Could I dive right into this one without reading the first book?
Marg, IMHO Jamie really wasn’t needed in this book. He only has a few scenes though so I could deal with it okay. John does recall an earlier scene involving Jamie and Claire that took place when he (John) was a young man in the English Army.
Jorrie, OMG, someone else who doesn’t inhale the Outlander books as soon as they’re released! I’ve always meant to go back and try the next story *Drums of Autumn?” but whenever I think of starting back up with a 700 page per book series, I wilt.
Sula, you’ll have to see if there’s a lot of Outlander references in this book. I kept reading it thinking that fans might catch more of the subtleties of this world than I did but not knowing them didn’t affect my enjoyment. The next installment, Lord John and the Hand of the Devils, includes 3 novells. At 302 pages (yes we have the arc for it too), it’ll be a breeze to whip through. ;)
Keishon, I didn’t have much trouble getting into this novel even though I haven’t read the first one. I did puzzle over John’s older brother’s title and the fact that his widowed mother styled herself as the Dowager Countess instead of Dowager Duchess but it gets explained after a while. Other than that, I was fine.
Since I enjoyed LJ and the Private Matter (was I the only one?), I should really enjoy this one. Then again, I pre-order this woman’s Outlander series in hardcover months in advance.
Jayne, a 302 page Gabaldon? Practically a short story, that. ;) I look forward to reading the LJ book and seeing how much or how little of Outlander comes through. To be perfectly honest, I never really warmed to LJ in his first few outtings (no pun intended) in the Outlander series. Maybe I feel too loyal to Claire to even stand the thought of anyone else wanting Jamie (except for me of course…I’m allowed to want him. lol). But when I read LJ and the Private Matter I quite liked it because he was there on his own terms and not as a small actor in Jamie’s story. Being able to get inside his head and find out what made him tick was fascinating as was the descriptions of gay life in that time and place. Definitely looking forward to this installment.

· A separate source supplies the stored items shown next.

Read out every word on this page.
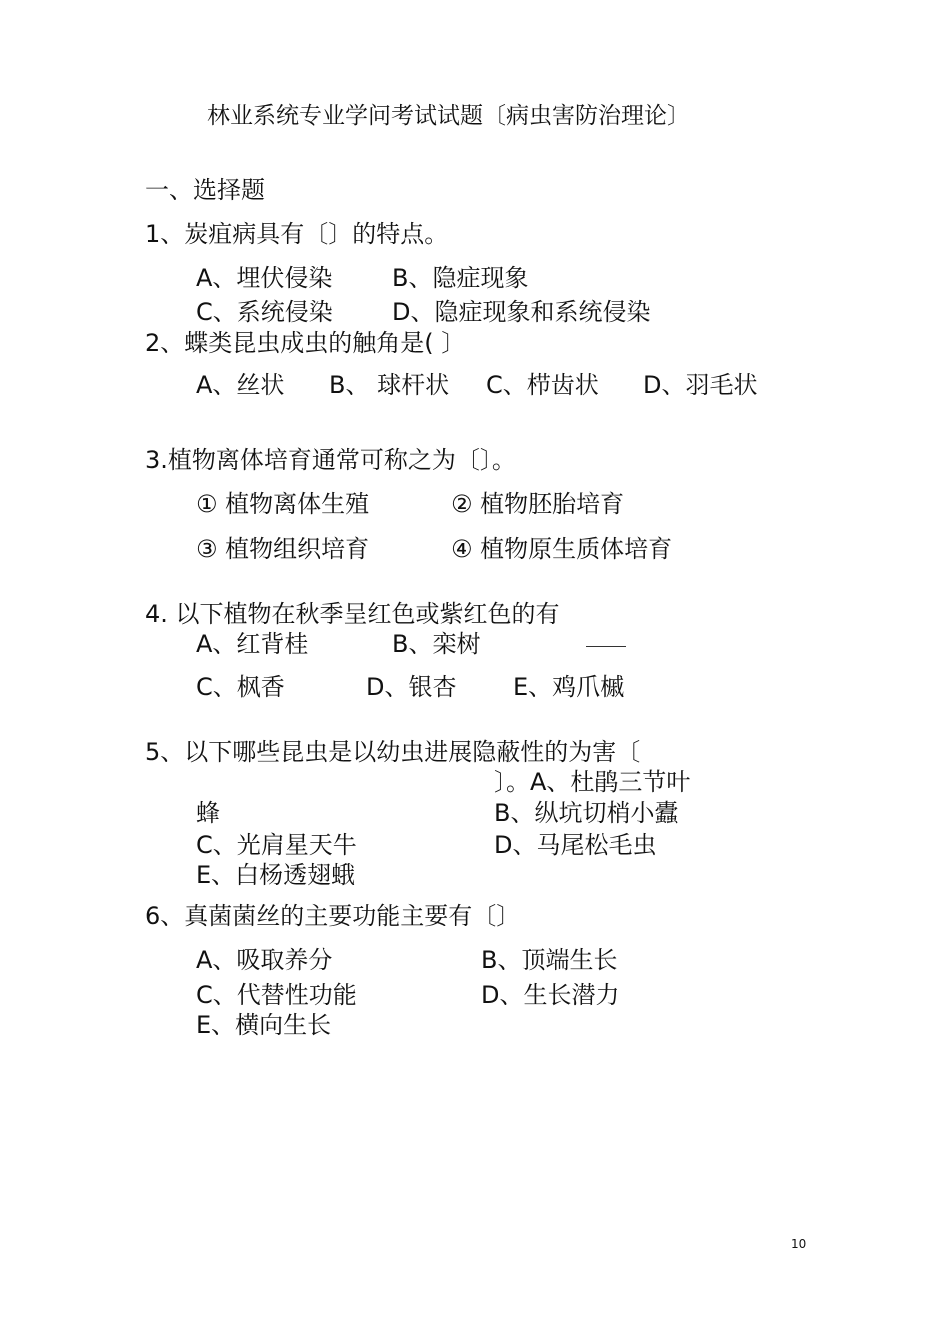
林业系统专业学问考试试题〔病虫害防治理论〕
一、选择题
1、炭疽病具有〔〕的特点。
A、埋伏侵染 B、隐症现象
C、系统侵染 D、隐症现象和系统侵染
2、蝶类昆虫成虫的触角是( 〕
A、丝状 B、 球杆状 C、栉齿状 D、羽毛状
3.植物离体培育通常可称之为〔〕。
① 植物离体生殖	② 植物胚胎培育
③ 植物组织培育	④ 植物原生质体培育
4. 以下植物在秋季呈红色或紫红色的有
A、红背桂	B、栾树
C、枫香	D、银杏 E、鸡爪槭
5、以下哪些昆虫是以幼虫进展隐蔽性的为害〔
〕。A、杜鹃三节叶
蜂	B、纵坑切梢小蠹
C、光肩星天牛	D、马尾松毛虫
E、白杨透翅蛾
6、真菌菌丝的主要功能主要有〔〕
A、吸取养分	B、顶端生长
C、代替性功能	D、生长潜力
E、横向生长
10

What followed was an intense four days of me fitting in snatches of reading time whenever I could despite having to work 10 hour days at work and sleep sometimes. I read. I devoured. I inhaled. I had to know what happened next. I cursed when it was the last second I could leave for work and not be late. In other words, I liked the book.
Now THAT is a wonderful thing for an author to hear! Jayne you make me want to try this one out.
I know Sula, 302 pages is a novella for Gabaldon! I went to her site and she was discussing writing these books and how a publisher asked her to submit something under 300 pages and she thought, (something to the effect of) “Heck at 300 pages I’m just getting started.”
I wish some scenes had been set in the Lavender House (the male brothel) but alas, none were. However LJ does think a lot about his lifestyle and we see him having to make accomodations and think about how he’s going to live and not get caught. And, well, I won’t spoil it but the issue does come “out” in the open later in the book.
I recently read another historical (WWII) that featured some homosexual characters and it was fascinating to read about life in gay NYC during that era. It was called “Fragments of Light” by Vicki Gaia.
Jennifer I love books that completely suck me in. Books that suddenly I’m 200 pages further into it and it feels like no time has passed because I’ve been so totally immersed in it. Ones that when I stop, I have to shake my head and slowly come back to myself and realize I’m not in the world the author has created.